Gençler Neden Evlen(e)miyor?

Gençler Neden Evlen(e)miyor?

2025 yılı hükümet tarafından "Aile Yılı" ilan edildi. Ancak sokakta, üniversitelerde, iş yerlerinde ve toplu taşımada gençlere baktığınızda bambaşka bir tabloyla karşılaşıyorsunuz: Yalnızlık giderek yaygınlaşıyor, evlilik uzak bir ihtimal olarak görülüyor ve çocuk sahibi olmak ise âdeta bir hayale dönüşüyor.

Peki, neden?

Yıllar önce evlilik için "önce okul bitsin" denirdi. Sonra "iş bulalım," ardından "biraz birikim yapalım" derken, bu planlar sonsuz bir ertelemeye dönüştü.

Artık mesele ne bir tercih ne de bir kariyer planı.

Gençler evlenmek istemedikleri için değil, evlenemedikleri için yalnız kalıyor.

Evlilik Lüks Oldu

Günümüzde evlilik sadece iki insanın birleşmesi değil; beyaz eşyadan düğüne, çeyizden takıya kadar devasa bir ekonominin parçası haline geldi.

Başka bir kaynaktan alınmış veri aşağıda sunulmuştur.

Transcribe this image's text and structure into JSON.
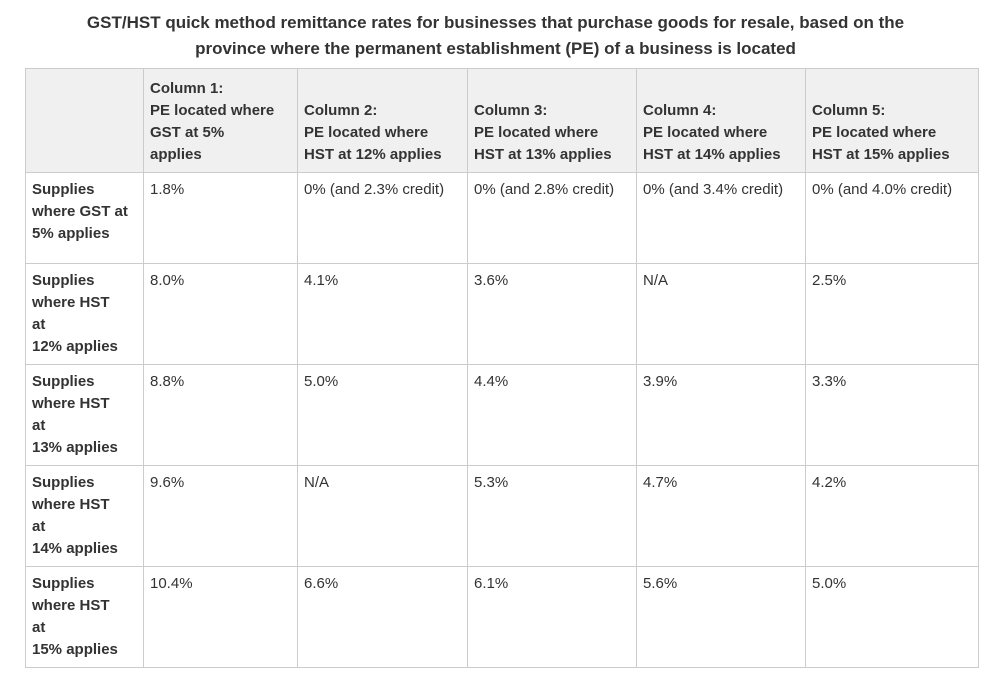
{
  "colors": {
    "header_bg": "#f0f0f0",
    "border": "#cccccc",
    "text": "#333333"
  },
  "page": {
    "title": "GST/HST quick method remittance rates for businesses that purchase goods for resale, based on the\nprovince where the permanent establishment (PE) of a business is located"
  },
  "table": {
    "corner_label": "",
    "column_headers": [
      "Column 1:\nPE located where\nGST at 5%\napplies",
      "Column 2:\nPE located where\nHST at 12% applies",
      "Column 3:\nPE located where\nHST at 13% applies",
      "Column 4:\nPE located where\nHST at 14% applies",
      "Column 5:\nPE located where\nHST at 15% applies"
    ],
    "rows": [
      {
        "label": "Supplies\nwhere GST at\n5% applies",
        "values": [
          "1.8%",
          "0% (and 2.3% credit)",
          "0% (and 2.8% credit)",
          "0% (and 3.4% credit)",
          "0% (and 4.0% credit)"
        ]
      },
      {
        "label": "Supplies\nwhere HST\nat\n12% applies",
        "values": [
          "8.0%",
          "4.1%",
          "3.6%",
          "N/A",
          "2.5%"
        ]
      },
      {
        "label": "Supplies\nwhere HST\nat\n13% applies",
        "values": [
          "8.8%",
          "5.0%",
          "4.4%",
          "3.9%",
          "3.3%"
        ]
      },
      {
        "label": "Supplies\nwhere HST\nat\n14% applies",
        "values": [
          "9.6%",
          "N/A",
          "5.3%",
          "4.7%",
          "4.2%"
        ]
      },
      {
        "label": "Supplies\nwhere HST\nat\n15% applies",
        "values": [
          "10.4%",
          "6.6%",
          "6.1%",
          "5.6%",
          "5.0%"
        ]
      }
    ]
  }
}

Bir ev kurmanın maliyeti, ortalama bir gencin birkaç yıllık maaşını aşmış durumda. Üstelik bu sadece başlangıç… Bir de üstüne nikâh ücretleri eklenince işler iyice çıkmaza giriyor.

Belediyeler, topluma hizmet etmesi gereken nikâh işlemlerini âdeta lüks bir hizmet gibi fiyatlandırıyor. Oysa nikâh, toplumun temeli olan ailenin başlangıcıdır ve kolaylaştırılması gereken bir süreçtir.

Geleceğin Belirsizliği

Gençler sadece bugünü değil, yarını da düşünüyor. "Bugün evlensem, yarın bu evi döndürebilir miyim?" sorusu kafalarını kurcalıyor.

Kira fiyatları uçmuş, iş güvencesi azalmış, alım gücü düşmüş… Kim böyle bir zeminde ömür boyu sürecek bir birlikteliğe adım atabilir?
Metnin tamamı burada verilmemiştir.